UCLA International Institute
Asia Institute

Advancing collaborative, interdisciplinary research on Asia worldwide


Project Streams Twitter Updates from Egypt Unrest on Digital Map of Cairo

Project Streams Twitter Updates from Egypt Unrest on Digital Map of Cairo

Subtitled "Voices from Cairo through Social Media," the program displays a new tweet every four seconds over a digital map of Egypt's capital, archiving messages and the precise locations in Cairo from which they were sent.

By Meg Sullivan for the UCLA Newsroom

Today we are all Egyptians.
—Thursday, Feb. 3
 
My camera is stolen, my body is bruised and my eye is still black and blue, but I've never felt better in my life.
—Friday, Feb. 4
 
Together we stand, divided we all fall.
—Saturday, Feb. 5

As thousands of Twitter updates like those above continue to pour out of Cairo amid the political unrest, a new UCLA computer mapping program is allowing the rest of the world to easily eavesdrop on the riveting turmoil.
 
"HyperCities Egypt" streams and then archives tweets from protesters in Cairo who are taking part in the pro-democracy push that has captured the world's imagination since Jan. 25. 
 
"You just let the program run, and you almost feel like you're there," explained Yoh Kawano, a member of the UCLA Center for Digital Humanities program, who built the program's interface. "It collects tweets live from Cairo and displays them in real time on a map."
 
Subtitled "Voices from Cairo through Social Media," the program displays a new tweet every four seconds over a digital map of Egypt's capital.
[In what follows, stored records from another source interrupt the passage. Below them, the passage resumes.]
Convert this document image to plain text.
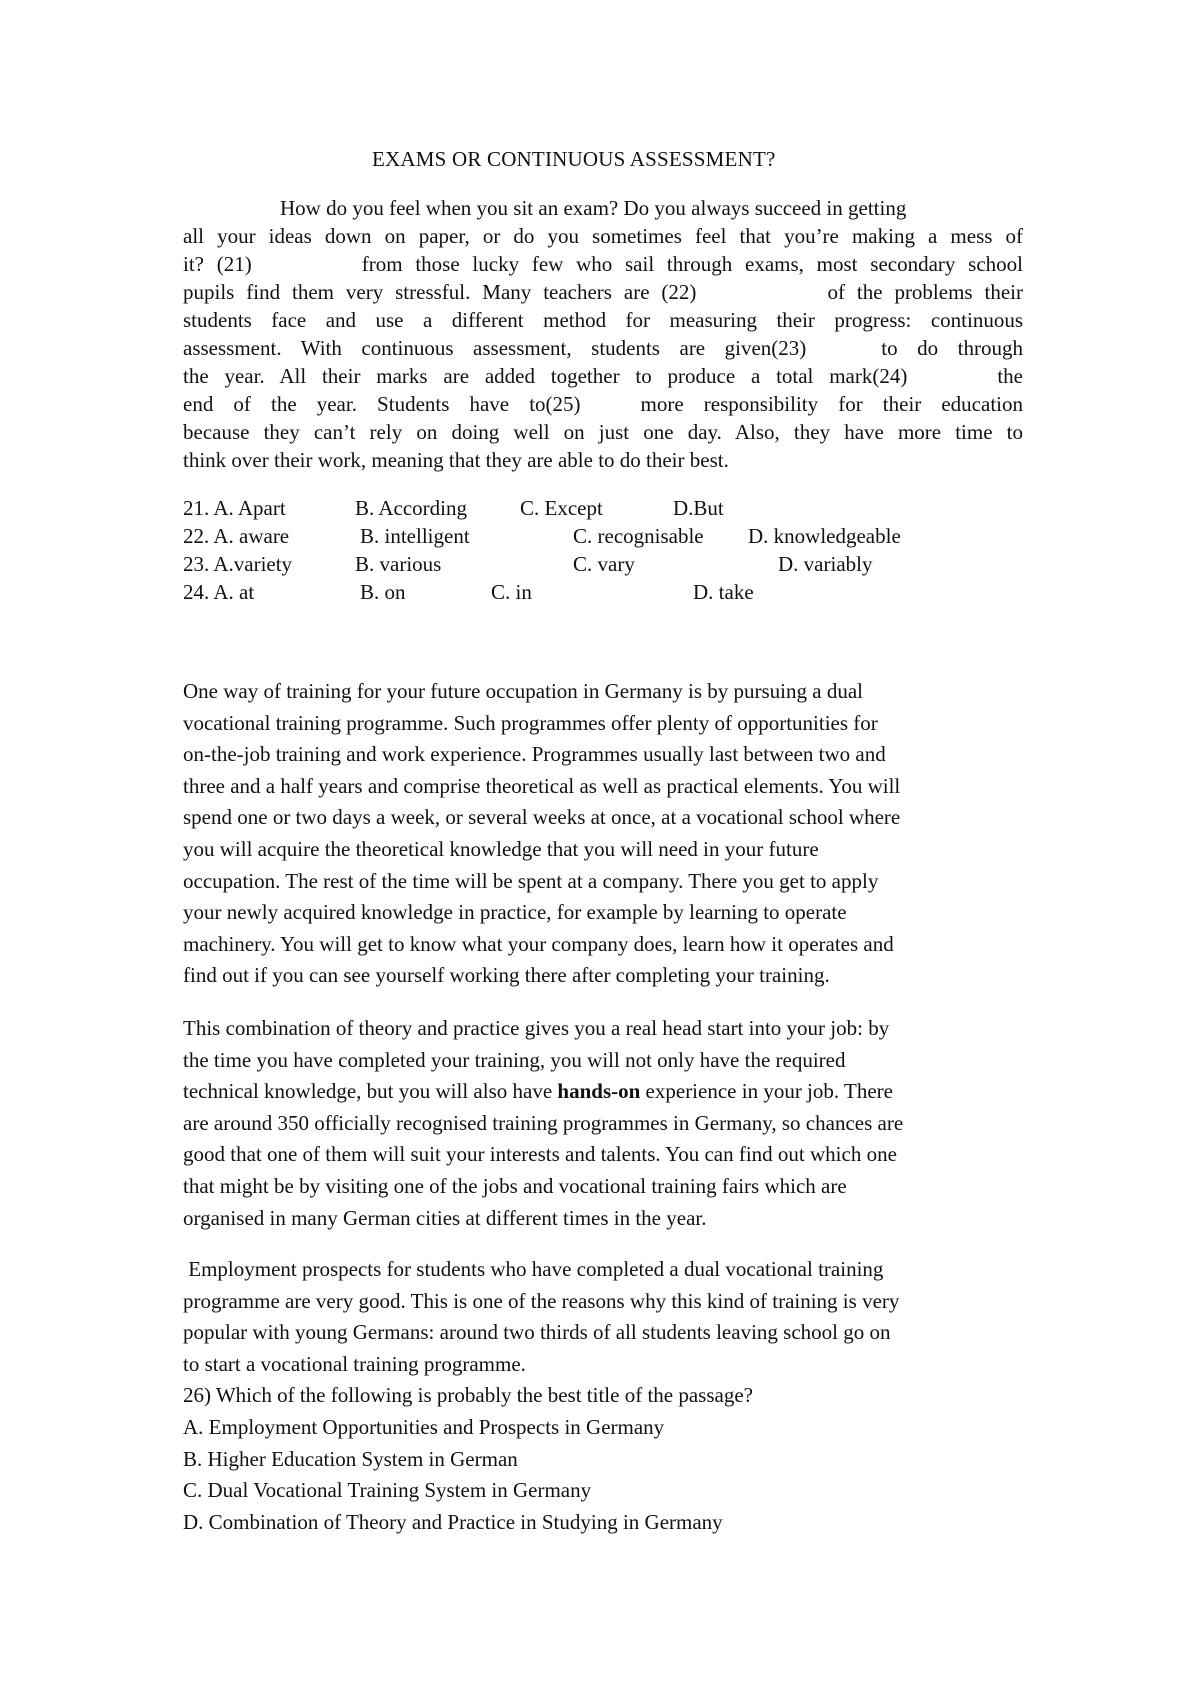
EXAMS OR CONTINUOUS ASSESSMENT?
How do you feel when you sit an exam? Do you always succeed in getting
all your ideas down on paper, or do you sometimes feel that you’re making a mess of
it? (21)	from those lucky few who sail through exams, most secondary school
pupils find them very stressful. Many teachers are (22)           of the problems their
students face and use a different method for measuring their progress: continuous
assessment. With continuous assessment, students are given(23)	to do through
the year. All their marks are added together to produce a total mark(24)	the
end of the year. Students have to(25)	more responsibility for their education
because they can’t rely on doing well on just one day. Also, they have more time to
think over their work, meaning that they are able to do their best.
21. A. Apart	B. According	C. Except	D.But
22. A. aware	B. intelligent	C. recognisable D. knowledgeable
23. A.variety	B. various	C. vary	D. variably
24. A. at	B. on	C. in	D. take
One way of training for your future occupation in Germany is by pursuing a dual
vocational training programme. Such programmes offer plenty of opportunities for
on-the-job training and work experience. Programmes usually last between two and
three and a half years and comprise theoretical as well as practical elements. You will
spend one or two days a week, or several weeks at once, at a vocational school where
you will acquire the theoretical knowledge that you will need in your future
occupation. The rest of the time will be spent at a company. There you get to apply
your newly acquired knowledge in practice, for example by learning to operate
machinery. You will get to know what your company does, learn how it operates and
find out if you can see yourself working there after completing your training.
This combination of theory and practice gives you a real head start into your job: by
the time you have completed your training, you will not only have the required
technical knowledge, but you will also have hands-on experience in your job. There
are around 350 officially recognised training programmes in Germany, so chances are
good that one of them will suit your interests and talents. You can find out which one
that might be by visiting one of the jobs and vocational training fairs which are
organised in many German cities at different times in the year.
Employment prospects for students who have completed a dual vocational training
programme are very good. This is one of the reasons why this kind of training is very
popular with young Germans: around two thirds of all students leaving school go on
to start a vocational training programme.
26) Which of the following is probably the best title of the passage?
A. Employment Opportunities and Prospects in Germany
B. Higher Education System in German
C. Dual Vocational Training System in Germany
D. Combination of Theory and Practice in Studying in Germany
Because it gathers tweets from those who have enabled Twitter's "add location" function, the program also maps the precise location in Cairo from which they were sent. And the Twitter users' avatars — often photos of the protesters themselves — accompany the poignant messages, providing a moving immediacy to the experience.
 
The program is a feature of UCLA's HyperCities, a collaborative research and educational platform for exploring the layers of city spaces in an interactive, hypermedia environment. Examples include a program that allows visitors to explore ancient Rome and one that presents 800 years of Berlin's history. Unlike most of HyperCities' other features, "HyperCities Egypt" is not used to delve into deep history.
 
To experience the program, visit http://egypt.hypercities.com. Please note: The program was built to run on Internet Explorer 8 but also works on Firefox 3.6, Chrome and Safari.
 
"HyperCities Egypt gives users a sense of living — and reliving — history," said Todd Presner, the brainchild behind HyperCities and a professor of Germanic languages and literature, digital humanities, and comparative literature.
 
In addition to streaming the tweets, the "Hypercities Egypt" program is archiving these historic messages, going back to Monday, Jan. 30, the last date for which back-tweets were available when the team started building the program. The feature allows users to retrieve messages by time and date.
 
Because Twitter does not make archived messages permanently available, after a certain point these windows onto history would have been lost to the general public, said David Shepard, the HyperCities team leader and a UCLA doctoral candidate in English.
 
UCLA's HyperCities project also includes a similar archive of social media communications from the civil unrest that erupted around Iran's 2009 presidential election. "The Tehran Election Protests" features more than 800 YouTube videos, Twitter feeds, Flickr photographs and other forms of documentation, all organized chronologically. The result is the largest day-by-day, hour-by-hour — and sometimes even minute-by-minute — Web documentation of the election protests in Iran.
 
"It all really started with us saying, 'We did Iran — should we try Egypt?'" said Kawano, UCLA's campus geographic information systems (GIS) coordinator and a lecturer at the UCLA School of Public Affairs.
 
The "HyperCities Egypt" group hopes the resource will draw historians, political scientists and scholars in media studies and communication for many years to come, Shepard said.
 
"We want scholars to be able to piece together the action as it unfolded," he said. "Imagine if the French Revolution had had social media. That's the kind of record we hope to build here."